I wish I had a better approach to sales. I wish I was, you know, a crushing it whatever. But to me this is not…you know, I can’t dismiss what happened to me. It took someone’s investment, someone’s time, you know what felt like an eternity to me, but maybe it was 5 minutes to this person to literally just go and find the right connections, the right help for me. You know…

[Chris]: That’s awesome.

[Billy]: That’s the way to approach it. So…

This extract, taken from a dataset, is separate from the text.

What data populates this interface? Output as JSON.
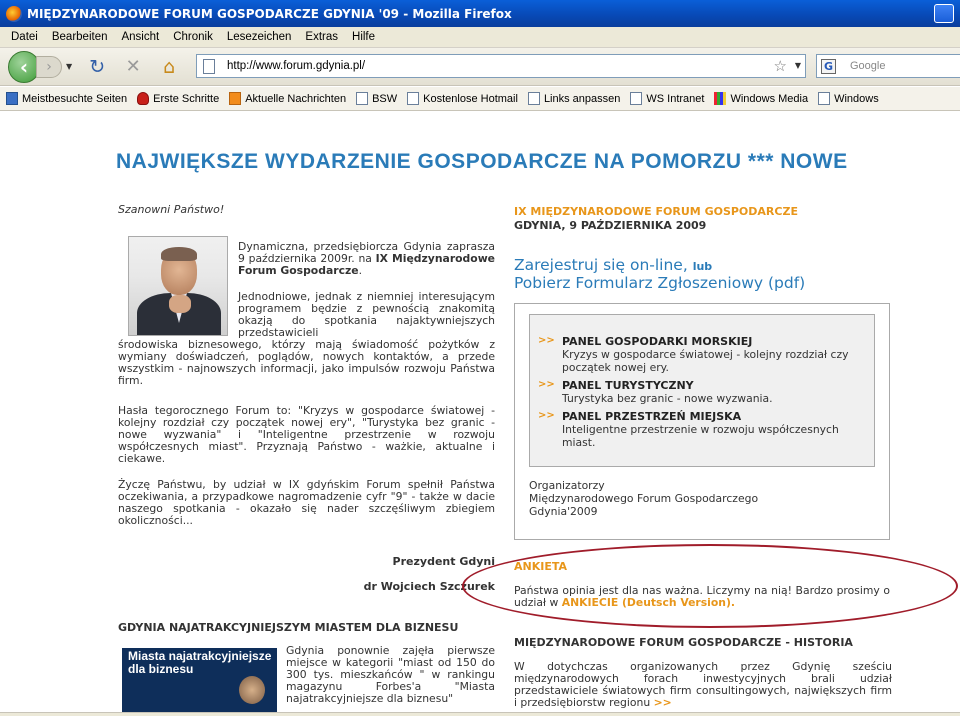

[Christian]: I mean I love the way of that approach too. Call it sales or whatever I mean the goal is helping someone even if you’re not that person you find the person you connect them. I mean I love that. You know because for example we have people walk in the office, it’s never been “Hey I’ve got a million dollar house I want to sell. Can you sell for me”. It’s usually “Hey I am looking for a rental there”. I mean we don’t do that “But here’s the resources”. You know.

[Billy]: Yeah.

[Christian]: You know that kind of thing. There is no benefit to me. I could write them off but I want to help people whether or not you know it benefits me directly or monetarily. So I love your attitude towards it.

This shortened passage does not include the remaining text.